Patients with biomass exposure-related COPD (BE-COPD), a common condition in developing nations, require a thorough examination of its clinical and inflammatory features, defining therapies that may be different from tobacco exposure-related COPD (TE-COPD). For a study, researchers sought to compare BE-COPD to TE-COPD in terms of clinical features, biomarkers of inflammation, T-helper cells, and microbiological agents during a COPD exacerbation.
Patients with moderate to severe exacerbations were included in a prospective observational trial either at the COPD clinic or the emergency room. Sputum and nasopharyngeal swabs were taken during enrolment to detect bacterial and viral infections. Additionally, blood samples were taken to assess the amounts of T-helper cells and inflammatory biomarkers. The number of hospital days and the need for mechanical breathing were assessed.

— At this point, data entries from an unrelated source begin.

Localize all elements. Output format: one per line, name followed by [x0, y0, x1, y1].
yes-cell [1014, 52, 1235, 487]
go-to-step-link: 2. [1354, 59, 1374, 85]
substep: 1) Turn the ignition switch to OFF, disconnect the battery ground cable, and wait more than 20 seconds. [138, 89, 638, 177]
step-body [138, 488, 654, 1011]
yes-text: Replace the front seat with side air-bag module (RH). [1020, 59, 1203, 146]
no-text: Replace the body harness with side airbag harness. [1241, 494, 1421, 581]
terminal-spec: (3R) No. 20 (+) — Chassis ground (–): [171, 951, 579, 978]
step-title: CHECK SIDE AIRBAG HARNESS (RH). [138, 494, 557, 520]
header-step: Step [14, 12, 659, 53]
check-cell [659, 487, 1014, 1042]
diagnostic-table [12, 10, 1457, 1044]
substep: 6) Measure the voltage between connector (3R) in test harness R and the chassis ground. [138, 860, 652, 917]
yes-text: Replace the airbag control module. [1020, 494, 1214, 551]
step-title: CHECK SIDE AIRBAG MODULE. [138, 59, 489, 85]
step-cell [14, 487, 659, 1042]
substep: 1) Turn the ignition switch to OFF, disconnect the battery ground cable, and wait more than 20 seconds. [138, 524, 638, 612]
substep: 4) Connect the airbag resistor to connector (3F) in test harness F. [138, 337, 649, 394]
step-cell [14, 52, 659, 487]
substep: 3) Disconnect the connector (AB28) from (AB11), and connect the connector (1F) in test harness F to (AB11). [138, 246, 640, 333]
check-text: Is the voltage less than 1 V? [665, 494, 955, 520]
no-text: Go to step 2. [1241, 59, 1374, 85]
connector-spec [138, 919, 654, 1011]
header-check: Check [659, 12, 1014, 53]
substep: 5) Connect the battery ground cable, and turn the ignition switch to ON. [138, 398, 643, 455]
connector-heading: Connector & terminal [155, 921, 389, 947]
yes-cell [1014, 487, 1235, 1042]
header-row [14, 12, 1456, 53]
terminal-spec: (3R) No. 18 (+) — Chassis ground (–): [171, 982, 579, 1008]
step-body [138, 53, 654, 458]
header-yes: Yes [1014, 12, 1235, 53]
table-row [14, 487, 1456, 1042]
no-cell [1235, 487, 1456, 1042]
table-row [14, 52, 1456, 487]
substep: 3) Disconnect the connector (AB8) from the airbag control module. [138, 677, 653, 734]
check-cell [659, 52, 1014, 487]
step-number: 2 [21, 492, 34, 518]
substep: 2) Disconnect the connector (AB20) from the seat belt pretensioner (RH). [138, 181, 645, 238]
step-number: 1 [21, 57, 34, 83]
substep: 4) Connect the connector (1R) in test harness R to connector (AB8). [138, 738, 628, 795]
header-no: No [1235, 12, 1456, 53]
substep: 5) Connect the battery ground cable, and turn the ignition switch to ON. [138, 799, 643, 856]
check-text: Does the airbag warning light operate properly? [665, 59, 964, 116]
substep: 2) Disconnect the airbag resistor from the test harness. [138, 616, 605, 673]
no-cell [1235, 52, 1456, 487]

BE-COPD and TE-COPD had similar clinical traits, immunization records, hospitalization histories, histories of exacerbations, and microbiological patterns. In comparison to TE-COPD, BE-COPD had a greater Th2 profile (2.10 [range 1.30-3.30] vs. 1.40 [range 1.20-1.80], P = 0.001). In comparison to TE-COPD, BE-COPD had a greater Th2/Th1 ratio (1.22 [range 0.58-2.57] vs. 0.71 [range 0.40-1.15], P = 0.004). Mechanical ventilation (MV) was more frequently required in TE-COPD (13% vs. 31.1%, P = 0.01) than in BE-COPD. Hospitalization was substantially correlated with having no immunization history and having high CRP levels [OR 1.48 (CI 95% 1.30-4.61, P = 0.005) and OR 1.17 (CI 95% 1.10-1.24, P= 0.001), respectively].
Clinical traits, inflammatory markers, and microbiological isolates were comparable in both groups. However, BE-COPD had the propensity to have more inflammatory Th2 cells and less MV need than TE-COPD.